47 Conferências e escritos filosóficos, passim. 48 Direito tributário linguagem e método, p. 14.

MIGUEL REALE correlaciona o exemplo elucidativo do “direito” tomado como objeto-material de as várias ciências (ex: Sociologia Jurídica, Economia Jurídica, História do Direito), cada uma delas constituidoras de diferentes visões do “direito” enquanto objeto formal. E, esclarece: “não é o objeto-material que distingue uma Ciência das outras. O que diversifica um ramo do saber é seu objeto-formal, ou seja, a especial maneira com que a matéria é apreciada, vista, considerada. O objeto-formal de uma Ciência, portanto, liga-se no ângulo especial de apreciação de um objeto- material”49. É por isso que se diz ser cada teoria um ponto de vista sobre seu objeto (material).

Numa visão reducionista, porém, trabalhando com as premissas do giro-lingüístico, todo objeto do conhecimento é formal. Não temos acesso aos dados físicos, somente às interpretações que os constituem como realidade inteligível ao nosso intelecto. O próprio objeto-material, ao ser percebido ou sentido, o é como conteúdo de alguma forma de consciência, articulável intelectualmente como construção lingüística, não isenta das interferências sócio-culturais que condicionam qualquer interpretação.

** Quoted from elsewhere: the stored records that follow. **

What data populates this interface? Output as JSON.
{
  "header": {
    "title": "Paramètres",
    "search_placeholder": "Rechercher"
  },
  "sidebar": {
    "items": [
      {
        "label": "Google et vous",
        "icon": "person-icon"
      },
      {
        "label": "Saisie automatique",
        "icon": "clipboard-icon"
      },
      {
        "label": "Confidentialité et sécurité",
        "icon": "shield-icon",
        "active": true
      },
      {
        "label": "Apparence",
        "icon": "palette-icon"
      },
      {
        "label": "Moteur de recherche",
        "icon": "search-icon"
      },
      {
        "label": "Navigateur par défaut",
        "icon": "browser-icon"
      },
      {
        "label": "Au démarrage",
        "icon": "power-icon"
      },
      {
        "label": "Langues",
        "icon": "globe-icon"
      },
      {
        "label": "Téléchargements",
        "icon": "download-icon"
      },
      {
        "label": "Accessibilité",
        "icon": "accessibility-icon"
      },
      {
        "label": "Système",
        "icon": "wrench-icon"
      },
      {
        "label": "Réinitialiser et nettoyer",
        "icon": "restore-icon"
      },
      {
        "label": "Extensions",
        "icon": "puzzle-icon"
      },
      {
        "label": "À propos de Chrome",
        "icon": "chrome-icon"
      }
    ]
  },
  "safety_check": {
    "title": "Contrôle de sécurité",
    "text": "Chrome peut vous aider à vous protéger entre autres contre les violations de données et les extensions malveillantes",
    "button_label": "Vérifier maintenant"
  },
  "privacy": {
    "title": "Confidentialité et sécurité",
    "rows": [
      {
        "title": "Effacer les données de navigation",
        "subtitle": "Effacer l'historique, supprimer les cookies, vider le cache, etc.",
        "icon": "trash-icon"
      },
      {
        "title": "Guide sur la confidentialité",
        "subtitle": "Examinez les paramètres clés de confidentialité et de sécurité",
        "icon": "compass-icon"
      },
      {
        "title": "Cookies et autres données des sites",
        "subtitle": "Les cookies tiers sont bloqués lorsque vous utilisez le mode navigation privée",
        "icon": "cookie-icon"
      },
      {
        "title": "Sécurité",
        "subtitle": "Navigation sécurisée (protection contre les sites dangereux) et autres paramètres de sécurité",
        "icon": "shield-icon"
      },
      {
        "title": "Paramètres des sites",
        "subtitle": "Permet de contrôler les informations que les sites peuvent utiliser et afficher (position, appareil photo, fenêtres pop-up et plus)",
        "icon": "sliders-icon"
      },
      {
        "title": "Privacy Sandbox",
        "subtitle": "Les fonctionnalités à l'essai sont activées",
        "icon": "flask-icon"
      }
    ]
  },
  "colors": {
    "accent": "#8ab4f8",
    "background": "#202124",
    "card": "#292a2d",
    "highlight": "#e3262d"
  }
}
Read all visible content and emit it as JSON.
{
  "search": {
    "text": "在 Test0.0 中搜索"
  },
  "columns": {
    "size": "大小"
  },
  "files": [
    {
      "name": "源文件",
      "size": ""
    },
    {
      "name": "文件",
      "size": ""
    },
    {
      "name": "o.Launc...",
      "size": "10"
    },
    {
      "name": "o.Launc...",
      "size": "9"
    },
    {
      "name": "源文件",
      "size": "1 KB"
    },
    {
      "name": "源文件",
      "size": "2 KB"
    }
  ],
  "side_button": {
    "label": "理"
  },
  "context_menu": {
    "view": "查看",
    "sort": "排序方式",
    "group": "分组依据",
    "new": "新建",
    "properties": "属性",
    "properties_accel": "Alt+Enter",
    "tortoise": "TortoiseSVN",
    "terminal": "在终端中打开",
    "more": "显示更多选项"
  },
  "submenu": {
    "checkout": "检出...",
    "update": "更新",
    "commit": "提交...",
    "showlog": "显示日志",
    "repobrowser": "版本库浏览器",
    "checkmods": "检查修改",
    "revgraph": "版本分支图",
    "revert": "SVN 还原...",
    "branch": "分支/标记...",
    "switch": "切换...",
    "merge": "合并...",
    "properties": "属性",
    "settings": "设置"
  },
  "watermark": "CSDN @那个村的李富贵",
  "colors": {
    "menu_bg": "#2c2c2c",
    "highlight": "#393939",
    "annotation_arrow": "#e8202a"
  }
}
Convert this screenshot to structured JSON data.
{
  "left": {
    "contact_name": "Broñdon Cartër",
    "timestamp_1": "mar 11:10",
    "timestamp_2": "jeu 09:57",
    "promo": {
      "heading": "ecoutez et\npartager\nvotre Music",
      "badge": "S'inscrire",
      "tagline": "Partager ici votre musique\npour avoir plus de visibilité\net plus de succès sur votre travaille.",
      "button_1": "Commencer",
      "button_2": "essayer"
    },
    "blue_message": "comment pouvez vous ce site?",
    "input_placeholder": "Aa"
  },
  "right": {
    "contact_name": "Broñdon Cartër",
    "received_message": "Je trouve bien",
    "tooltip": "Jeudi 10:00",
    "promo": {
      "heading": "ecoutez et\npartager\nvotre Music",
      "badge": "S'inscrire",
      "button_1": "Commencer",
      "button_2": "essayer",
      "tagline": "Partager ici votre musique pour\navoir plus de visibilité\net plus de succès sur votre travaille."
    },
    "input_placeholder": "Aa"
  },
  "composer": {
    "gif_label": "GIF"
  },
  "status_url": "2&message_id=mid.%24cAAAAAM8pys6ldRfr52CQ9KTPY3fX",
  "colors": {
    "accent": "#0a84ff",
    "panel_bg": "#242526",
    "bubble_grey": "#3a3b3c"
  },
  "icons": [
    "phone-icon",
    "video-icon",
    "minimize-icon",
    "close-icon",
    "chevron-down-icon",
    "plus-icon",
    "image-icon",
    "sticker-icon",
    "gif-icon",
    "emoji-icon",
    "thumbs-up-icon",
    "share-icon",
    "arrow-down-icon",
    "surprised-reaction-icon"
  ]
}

Da heterogeneidade contínua do real, somente alguns dados são captadas por nossa consciência e processados linguisticamente pelo intelecto para a formação da idéia (objeto em sentido estrito). Nos dizeres de LOURIVAL VILANOVA, “o conceito (idéia) vale como um esquema em cujos limites o real é pensado. Somente aquilo que do real cai dentro da órbita desse esquema é, rigorosamente, objeto. As restantes determinações não fixadas conceptualmente pertencem ao real, existem, mas não são objeto. O objeto é o composto delineado pelo conceito. É o aspecto do real trabalhado pelo pensamento”50. Sobre este conceito, tido por nós como objeto-material (mas que não passa de uma significação), o cientista vai realizando recortes e produzindo proposições sobre, constituindo, assim, seu objeto-formal.

A delimitação do conceito do objeto marca os limites da experiência cognoscitiva. O cientista encontra-se preso às suas demarcações sob pena de não compreender aquilo que pretende, pois como enuncia KELSEN, uma teoria pura quer única e exclusivamente conhecer seu próprio objeto e nada mais além dele51. O problema, muitas vezes, é identificar precisamente aquilo que se pretende conhecer, dizer, por exemplo, onde termina a política e começa o direito, onde começa o direito e termina a sociologia, onde termina a sociologia e começa a história, etc. Uma das maiores dificuldades daqueles que se propõem a fazer Ciência é especificar estes limites e se manter neles,

49 Filosofia do direito, p. 76.

50 Escritos jurídicos filosóficos – Sobre o conceito de direito, vol. 1, p. 10. 51 Teoria Pura do Direito, p. 11.

restringindo seu campo de análise apenas ao seu objeto, justamente porque isto é, na verdade, uma construção.